4.1 Check in Configuration
Create a Hyaline Configuration File with extract and check configured, and check it into your GitHub repository.
Make sure you don’t check in any secrets, like the LLM Provider Key or the GitHub Token. Instead, set up the configuration to pull them from the environment.
See config reference for more information on creating a configuration file and referencing secrets.
4.2. Set Up Secrets
For each environment variable used in the Hyaline configuration that references a secret, set that variable up to be pulled in as a secret in GitHub.
4.3. Create Workflow File
Create a GitHub Workflow file to run when a pull request is updated. You can see an example file in the GitHub Actions reference.

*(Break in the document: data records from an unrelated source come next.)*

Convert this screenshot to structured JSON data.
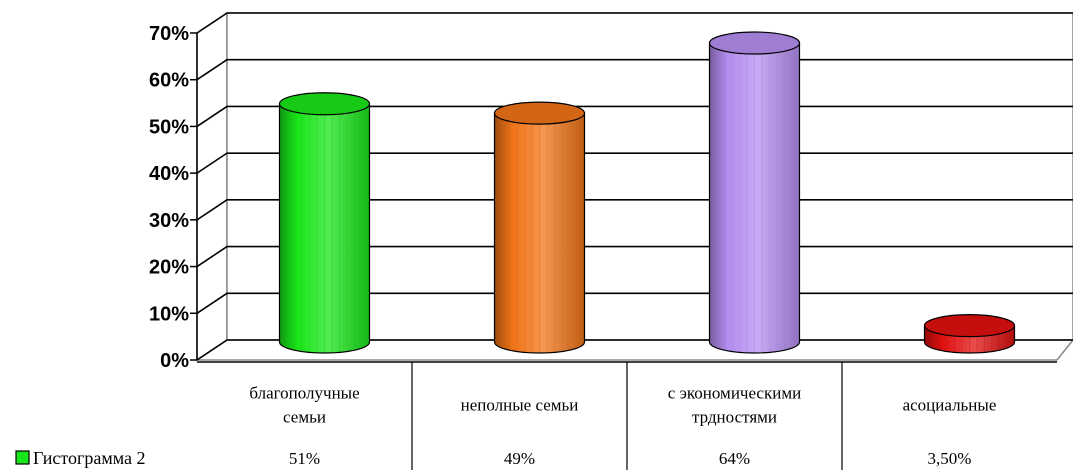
{
  "chart_data": {
    "type": "bar",
    "style": "3d-cylinder",
    "categories": [
      [
        "благополучные",
        "семьи"
      ],
      [
        "неполные семьи"
      ],
      [
        "с экономическими",
        "трдностями"
      ],
      [
        "асоциальные"
      ]
    ],
    "series": [
      {
        "name": "Гистограмма 2",
        "values": [
          51,
          49,
          64,
          3.5
        ],
        "value_labels": [
          "51%",
          "49%",
          "64%",
          "3,50%"
        ]
      }
    ],
    "bar_colors": [
      "#19e619",
      "#f07418",
      "#b48ef0",
      "#e01010"
    ],
    "legend_color": "#19e619",
    "ylim": [
      0,
      70
    ],
    "yticks": [
      "0%",
      "10%",
      "20%",
      "30%",
      "40%",
      "50%",
      "60%",
      "70%"
    ],
    "grid": true,
    "legend": "bottom-left, inside data table"
  }
}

Alternatively you could set Hyaline up to be run manually on dispatch.
5. Run MCP Server
Ensure that you have extracted your documentation and placed the resulting data set in a convenient location.
Running the server will vary by client, but the gist of it is you want to have the client run the command hyaline serve mcp --documentation ./path/to/documentation-data-set.db
to start a local MCP server listening over stdio.
Please see your client documentation for specific steps.